Guardian News & Media used 56,210 tonnes of newsprint and magazine paper in 2011/12. If that paper was all bought on the open market at the current price of €500 (£405) then it would cost £22.5 million in paper alone annually.

The Saturday Guardian and The Observer account for around 41 percent of the group's total circulation. Of course, both are weightier publications than the weekday issues, but even if the two weekend editions accounted for as much as 60 percent of total paper usage, you're still looking at savings of around £9 million a year - not including production, distribution and the cut the retailer takes.

(paper pricing from FOEX.fi, reproduced with permission and thanks). 

Staff costs still a challenge for newspapers

But newsprint costs are only one factor here.

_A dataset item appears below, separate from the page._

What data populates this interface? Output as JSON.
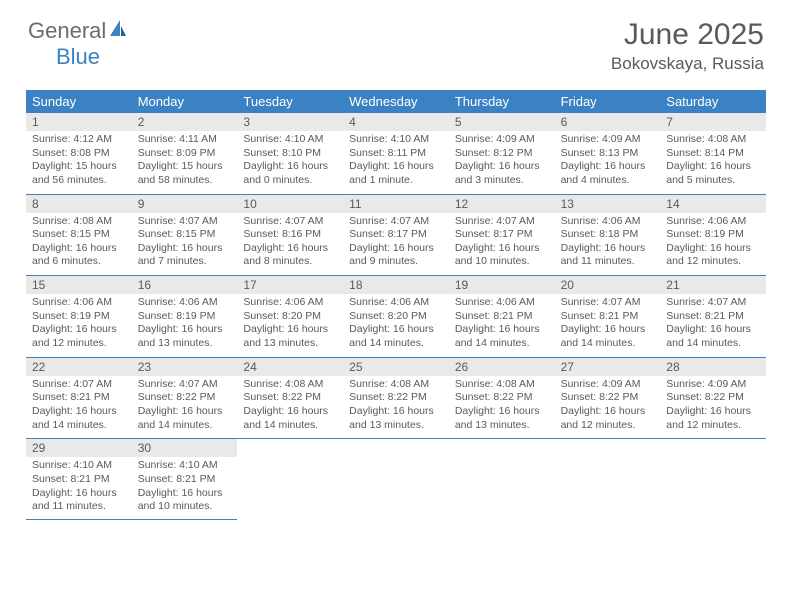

The fact remains that many newspaper and magazine costs are too big in relation to their income. And their biggest cost is: people.

Using the Guardian as an example again, the publication is already looking to cut around 100 jobs as part of plans to shave £7 million from its editorial budget. 

Running a weekend-only publishing operation would make it more feasible to reduce those editorial numbers further (union opposition and inevitable strike action notwithstanding).

It could also enable cuts to non-editorial staff in areas such as circulation management, potentially protecting the positions in journalism which management say they are keen to preserve. 


The flip side of cost savings from fewer editions is having less ad space to sell. But with audiences and ad spend moving away from print, it's no use hanging on to a mass audience based print business model when the audience is shrinking.

Reducing the frequency of publication could actually increase the value of the remaining print inventory. It's that audience ad buyers want, and if there are fewer oipportunities to reach that audience, your remaining ad space becomes much more valuable. 

UPDATE: Thanks to @PaulLomax and @RoryBrown for drawing our attention to a relevant point made at our Mobile Media Strategies 2012 event last year.

Simon+Kucher&Partners explained the myth around the supposed correlation between cover price and circulation. (full slide show here). The point is that demand isn't elastic, in the same way that putting up the price isn't matched by falling buys, reducing the inventory doesn't suddenly make advertisers want to place ads any less.